Kumu's flexible geocoding engine will understand many types of location data, including mailing address, city and state, or even just a country. You can also provide latitude and longitude values using the "latitude, longitude" format.

If you are using the "latitude, longitude" format, don't include the degree symbol, and don't include the cardinal direction. For example, the latitude, longitude of Honolulu, Hawaii is 21.3069° N, 157.8583° W, but it should be entered in Kumu as 21.3069, -157.8583.

Geo map showing latitude and longitude for Honolulu

Note that latitudes in the Southern hemisphere and longitudes in the Western hemisphere are negative numbers.

If you already have your location data in the map and don't want to duplicate it in a new field name "Location", don't worry - you can use the geo-location property in the @settings block to tell Kumu where your location data is:

@settings {
  template: geo;
  geo-location: "zipcode";

And if the default geocoding results aren’t accurate, you can scope them to a specific region using expressions.
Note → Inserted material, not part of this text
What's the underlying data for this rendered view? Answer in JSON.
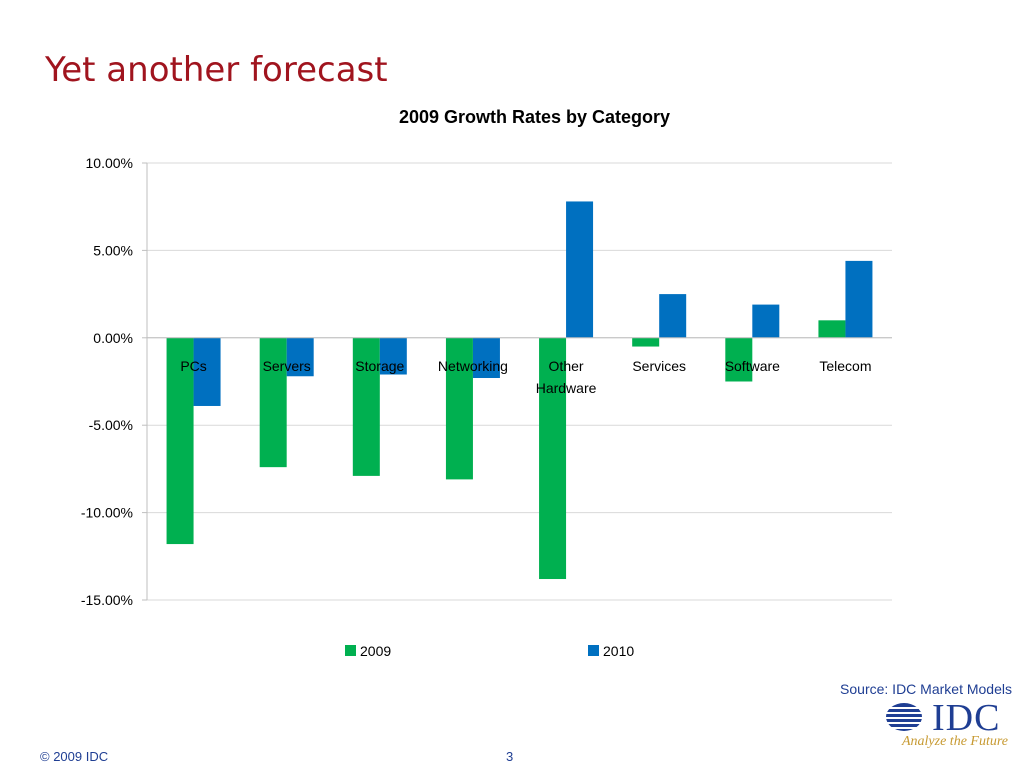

For an element with something like "Main Street" in the location field, the addition of , Hawaii would help Kumu know which Main Street you're talking about:

@settings {
  template: geo;
  geo-location: "{{location}}, Hawaii";

Note that your location field should be wrapped in two curly braces if you are scoping the results.

Good to know:

  • If you leave the location field blank on an element, it will get placed at 0° latitude, 0° longitude (in the Atlantic Ocean, south of Ghana).
  • If two elements have the exact same location, they will stack on top of each other and might be difficult to see.
  • You can use different types of location data to place your elements, even in the same map, as long as all the data is stored in the same field.
  • Geo isn’t quite ready for large maps yet. If you have more than 100 elements, it will take a few refreshes to get all locations geocoded.
  • Screenshots and PDFs are not currently supported for geo.
  • Decorations for geo maps are still in beta. By default, you’re limited to squares and straight lines, but if you want to test out the full range of decorations (circles, borders, curved lines, flags, etc.), add renderer: canvas; to your @settings block.

Switching templates

If you tested out one template, but realized it wasn't right for your project, don't worry—switching to a different template just takes a few clicks!
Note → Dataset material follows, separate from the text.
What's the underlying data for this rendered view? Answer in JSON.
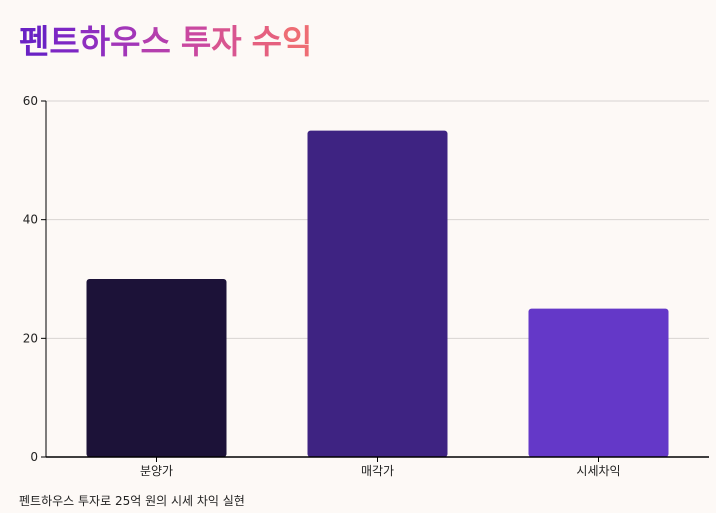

Click the Settings icon on the right side of your map to open the Basic Editor. Then, click MORE OPTIONS and select Customize defaults from the list. In the Customize defaults menu that appears, scroll down to the General settings section.

In that section, you can use the Template dropdown menu to select a different template. Click Save and Continue to finish the process.

If you've applied a few different templates to test them out, you probably have leftover field values (especially Element Type values) that you aren't using and want to delete. To solve that problem, check out our guide on deleting field values.